Part of the problem lies in our desire to cram all our efforts to change into the start of the year, says Mike Vardy, the author of The Front Nine: How to Start the Year You Want Anytime You Want and a father of two from Victoria. “You’re coming off a swath of family time and the rush to get work done before the holidays-you’re at your lowest levels of energy and focus.”
In fact, a poll commissioned last year by researchers at the University of Scranton in Pennsylvania showed that just eight per cent of people who had made resolutions were successful. “But if your family is a part of the process,” says Vardy, “it’s more rewarding and more likely that those resolutions will stick.”
And that is great news for kids, says Mendlowitz. “There’s significant evidence that suggests goal-setting has a positive impact on children in terms of their ability to self-regulate, their motivation and achievement.” A good objective, especially in today’s time-pressed society, she says, is to have one weeknight when everyone eats a meal and participates in an activity together.

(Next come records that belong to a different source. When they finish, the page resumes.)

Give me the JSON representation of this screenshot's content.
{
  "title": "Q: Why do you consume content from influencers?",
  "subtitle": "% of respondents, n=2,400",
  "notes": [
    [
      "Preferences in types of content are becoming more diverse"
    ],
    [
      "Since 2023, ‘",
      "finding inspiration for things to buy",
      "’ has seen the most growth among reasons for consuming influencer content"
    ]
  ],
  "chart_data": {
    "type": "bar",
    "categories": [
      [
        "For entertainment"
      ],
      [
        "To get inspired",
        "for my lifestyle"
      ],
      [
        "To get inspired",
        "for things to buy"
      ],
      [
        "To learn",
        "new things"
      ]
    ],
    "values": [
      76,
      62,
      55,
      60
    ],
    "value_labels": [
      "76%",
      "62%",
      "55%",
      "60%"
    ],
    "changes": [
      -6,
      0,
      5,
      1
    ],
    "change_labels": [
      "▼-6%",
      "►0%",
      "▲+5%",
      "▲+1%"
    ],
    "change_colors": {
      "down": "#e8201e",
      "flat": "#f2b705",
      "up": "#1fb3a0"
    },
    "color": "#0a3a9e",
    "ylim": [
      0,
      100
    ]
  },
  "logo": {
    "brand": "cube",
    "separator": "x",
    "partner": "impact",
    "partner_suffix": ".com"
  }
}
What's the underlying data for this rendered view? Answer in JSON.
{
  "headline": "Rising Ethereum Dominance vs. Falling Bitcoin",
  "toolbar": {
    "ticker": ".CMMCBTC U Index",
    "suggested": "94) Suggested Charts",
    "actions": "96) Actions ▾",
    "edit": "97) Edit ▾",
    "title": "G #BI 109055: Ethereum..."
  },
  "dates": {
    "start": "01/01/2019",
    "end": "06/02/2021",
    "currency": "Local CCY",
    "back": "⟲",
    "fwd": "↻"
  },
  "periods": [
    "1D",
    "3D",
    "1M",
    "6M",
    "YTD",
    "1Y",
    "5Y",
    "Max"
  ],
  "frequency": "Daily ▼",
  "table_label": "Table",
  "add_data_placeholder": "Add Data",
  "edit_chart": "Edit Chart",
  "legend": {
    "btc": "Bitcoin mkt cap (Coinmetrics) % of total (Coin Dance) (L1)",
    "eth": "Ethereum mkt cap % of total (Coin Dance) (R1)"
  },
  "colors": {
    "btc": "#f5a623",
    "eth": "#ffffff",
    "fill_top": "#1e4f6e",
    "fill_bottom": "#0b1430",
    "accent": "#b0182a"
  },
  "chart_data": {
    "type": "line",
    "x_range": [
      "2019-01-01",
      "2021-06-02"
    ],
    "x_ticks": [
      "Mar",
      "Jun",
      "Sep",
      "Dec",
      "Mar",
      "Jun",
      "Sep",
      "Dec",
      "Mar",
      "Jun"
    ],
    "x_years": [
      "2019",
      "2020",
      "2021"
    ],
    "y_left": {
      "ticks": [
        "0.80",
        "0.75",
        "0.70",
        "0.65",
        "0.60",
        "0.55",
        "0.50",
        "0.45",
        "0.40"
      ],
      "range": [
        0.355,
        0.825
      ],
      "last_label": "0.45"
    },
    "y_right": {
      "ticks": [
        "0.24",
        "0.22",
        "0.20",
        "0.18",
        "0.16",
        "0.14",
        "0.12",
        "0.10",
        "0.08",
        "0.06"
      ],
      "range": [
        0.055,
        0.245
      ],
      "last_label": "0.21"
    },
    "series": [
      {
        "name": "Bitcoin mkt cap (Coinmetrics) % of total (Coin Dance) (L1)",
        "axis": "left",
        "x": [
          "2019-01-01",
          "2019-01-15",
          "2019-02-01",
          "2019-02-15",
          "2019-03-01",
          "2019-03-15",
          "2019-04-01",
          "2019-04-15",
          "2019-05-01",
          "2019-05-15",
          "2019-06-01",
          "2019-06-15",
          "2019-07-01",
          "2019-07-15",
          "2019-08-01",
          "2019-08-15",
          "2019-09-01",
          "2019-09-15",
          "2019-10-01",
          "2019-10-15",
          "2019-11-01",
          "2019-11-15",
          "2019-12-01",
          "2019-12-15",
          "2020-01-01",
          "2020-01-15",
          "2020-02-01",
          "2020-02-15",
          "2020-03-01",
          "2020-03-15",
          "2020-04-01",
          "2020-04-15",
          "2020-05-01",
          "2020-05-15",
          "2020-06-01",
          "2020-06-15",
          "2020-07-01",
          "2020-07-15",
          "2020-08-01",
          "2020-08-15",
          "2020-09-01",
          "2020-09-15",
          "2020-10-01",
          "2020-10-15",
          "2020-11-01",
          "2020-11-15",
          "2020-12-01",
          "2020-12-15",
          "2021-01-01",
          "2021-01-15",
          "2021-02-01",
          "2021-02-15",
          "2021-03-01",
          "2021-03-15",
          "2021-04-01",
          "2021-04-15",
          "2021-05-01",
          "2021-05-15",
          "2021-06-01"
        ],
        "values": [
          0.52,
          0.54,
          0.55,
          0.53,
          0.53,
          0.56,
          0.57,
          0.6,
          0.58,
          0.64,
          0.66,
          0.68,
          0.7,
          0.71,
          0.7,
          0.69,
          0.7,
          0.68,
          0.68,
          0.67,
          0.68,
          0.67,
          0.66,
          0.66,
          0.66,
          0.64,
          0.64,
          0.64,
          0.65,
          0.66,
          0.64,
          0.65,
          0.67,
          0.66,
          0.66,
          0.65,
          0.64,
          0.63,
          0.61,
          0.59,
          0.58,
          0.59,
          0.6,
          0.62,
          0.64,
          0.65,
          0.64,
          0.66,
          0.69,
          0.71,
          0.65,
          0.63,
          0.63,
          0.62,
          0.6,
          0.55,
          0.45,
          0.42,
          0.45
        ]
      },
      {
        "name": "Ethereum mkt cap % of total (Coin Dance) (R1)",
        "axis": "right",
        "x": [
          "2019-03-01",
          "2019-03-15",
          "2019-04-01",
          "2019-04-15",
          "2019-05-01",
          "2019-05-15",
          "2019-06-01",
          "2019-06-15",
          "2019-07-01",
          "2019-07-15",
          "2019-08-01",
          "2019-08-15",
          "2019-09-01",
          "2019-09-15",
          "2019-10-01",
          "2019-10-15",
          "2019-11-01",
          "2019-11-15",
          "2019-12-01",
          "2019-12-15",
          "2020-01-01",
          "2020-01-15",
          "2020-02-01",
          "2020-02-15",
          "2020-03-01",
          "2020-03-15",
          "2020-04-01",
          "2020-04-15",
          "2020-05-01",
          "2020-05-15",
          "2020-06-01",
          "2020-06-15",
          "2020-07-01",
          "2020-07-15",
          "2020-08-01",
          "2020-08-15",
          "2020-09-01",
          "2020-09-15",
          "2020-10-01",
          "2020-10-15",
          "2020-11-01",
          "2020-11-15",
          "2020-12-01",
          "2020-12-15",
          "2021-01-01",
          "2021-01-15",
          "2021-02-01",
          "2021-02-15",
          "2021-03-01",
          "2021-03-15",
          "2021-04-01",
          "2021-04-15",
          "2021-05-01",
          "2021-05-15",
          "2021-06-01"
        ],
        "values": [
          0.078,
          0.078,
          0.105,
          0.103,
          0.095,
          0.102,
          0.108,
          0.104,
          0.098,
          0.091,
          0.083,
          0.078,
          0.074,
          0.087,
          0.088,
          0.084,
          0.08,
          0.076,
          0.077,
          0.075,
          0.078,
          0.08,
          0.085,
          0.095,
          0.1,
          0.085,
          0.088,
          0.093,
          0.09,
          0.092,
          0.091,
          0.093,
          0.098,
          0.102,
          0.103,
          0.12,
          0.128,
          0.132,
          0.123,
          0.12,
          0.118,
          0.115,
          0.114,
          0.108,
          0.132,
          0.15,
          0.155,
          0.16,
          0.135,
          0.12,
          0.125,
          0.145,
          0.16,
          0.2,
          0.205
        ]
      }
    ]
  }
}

Vardy advocates for regular tech blackouts. “Consider putting your phone on airplane mode when you’re hanging out,” he says. You can still snap pictures or check the time, but you won’t be distracted by texts, email and social media notifications.
Fitness should be top of mind for families that make goals together, says Christa Costas-Bradstreet, a physical activity specialist with ParticipAction and a mother of two teen girls. “Only five per cent of Canadian children and youth are meeting physical activity guidelines, and only 15 per cent of adults,” she says.
To help with motivation, pick fun activities. Hit the bowling alley or swimming pool, or make snowmen in the backyard, suggests Costas-Bradstreet. “If it’s a wicked cold day, go outside for 10 minutes and run through the snow. You can still do some of the things you could do in the spring-just with more appropriate clothing.”